Beschriebene Methoden
© Clear Leadership / Erfahrungswürfel (Gervase R. Bushe)
Ziel ist es, durch das Zuhören von der Erfahrung des Gegenübers zu lernen und gemeinsam zu erforschen. Das schließt lustige Erfahrungen oder Aspekte genauso mit ein, wie schwierige. Dabei nehme ich eine bewusste, neugierige und wertschätzenden Haltung ein, um die Erfahrungen des Gegenübers ganz zu erfassen, ohne (mich selbst) zu rechtfertigen, ohne zu urteilen oder auch ohne (sofort) etwas ändern zu wollen.
Vier Fragen leiten das Gespräch:
- Was beobachte ich?
- Welche Gedanken, Geschichten oder Narrative entstehen dazu bei mir?
- Welche Gefühle werden dadurch ausgelöst?
- Welchen Wunsch habe ich an dich.
Kenner:innen der © Gewaltfreien Kommunikation nach Marshall B. Rosenberg könnten Ähnlichkeiten sehen. Der Unterschied ist, dass in der Gewaltfreien Kommunikation Bedürfnisse den dritten Schritt bilden, während das Element der Gedanken und Geschichten fehlt. Jenes ist aber essenziell: Denn wir Menschen kommen kaum umhin, uns unsere eigenen „Geschichten“ über das zu machen, was wir erleben. Urteile, Gefühle, Gedanken, Ahnungen, Vorwürfe, vermeintliche und echte Fakten – alles werfen wir in einen Topf. Gervase R. Bushe nennt das den „interpersönlichen Brei“.
Ein Beispiel: heute Früh habe ich mich über dein Zuspätkommen geärgert. Meine Geschichte im Kopf dazu war, dass es dich nicht kümmert, ob wir – deine Kolleg:innen – auf dich warten. Das finde ich respektlos.
Was daran ist eine Beobachtung? Dass du später gekommen bist, als vereinbart war. Was ist das Gefühl? Ärger. Alles andere ist meine „Geschichte“, die ich mir in meinem Kopf zusammengesponnen habe. Das Sprechen durch den Erfahrungswürfel hilft, diesen Geschichten auf die Schliche zu kommen, und so den interpersönlichen Brei zu klären.
© Matrix Leadership (Matrix Leadership Institute/Amina Knowlan)

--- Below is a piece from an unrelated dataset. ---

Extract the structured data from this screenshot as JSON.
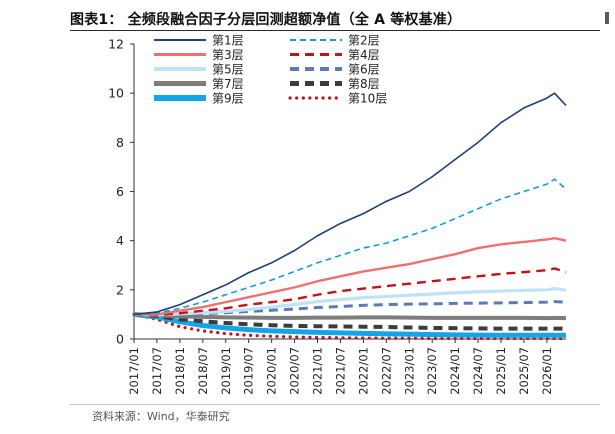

ist ein Format, das direkte und transparente peer-to-peer Kommunikation vor einem versammelten Team ermöglicht: „in the eyes, ears and minds of the whole team.“ In der Praxis heißt das, dass jede Person zu einer bestimmten zweiten Person spricht, ohne dass zur ganzen Gruppe und/oder zur Führungskraft gesprochen wird. Person A sagt z.B. etwas zu Person B, welche ihrerseits das Gesagte von A paraphrasiert (d.h. mit ihren Worten wiederholt), während alle anderen im Kreis sitzend zuhören. Dann wählt B selbstständig eine Person C aus, zu der sie wiederum spricht. Das Format verlangsamt, lässt Zuhören zu und eröffnet eine Intimität im Gespräch, die ungewöhnlich dafür ist, wenn eine ganze Gruppe im Kreis sitzt.
Die Fishbowl-Methode
ermöglicht Diskussionen mit einer größeren Gruppe. Hier sitzt ein kleiner Kreis von 4-6 Personen innen in einem Sesselkreis und spricht, während ein größerer Außenkreis zuhört. Will jemand aus dem Außenkreis an dem Gespräch teilnehmen, wechselt er oder sie in den Innenkreis, während eine Person aus dem Innenkreis hinauswechselt. Dadurch können auch hier alle das Gespräch mithören. Gleichzeitig kann ein intensiver Dialog im Kleinen stattfinden.
Über die Autorin
Astrid Reinprecht ist unsere frischeste Neuwaldegger:in. Seit 2023 verstärkt sie die Beratergruppe mit ihrer Expertise, die sie aus Wissenschaft, öffentlichem DIenst, aus der Kultur und Non-Profit Organisationen mitgebracht hat. Die Mediatorin und systemische Beraterin begleitet Einzelpersonen, Teams und Organisationen in Konflikten und Veränderungsprozessen. Inspiriert von den empirischen Einsichten der positiven Psychologie hat sie 2019 ein Buch zu Positiver Mediation geschrieben, um zu zeigen, wie das Potenzial positiver Wahrnehmungen von Stärken- und Lösungsfokussierung auch in schwierigen Situationen genutzt werden kann. Gemeinsam mit Anna Jantscher hat sie die Neuwaldegger Sommerteamtage 2024 gestaltet.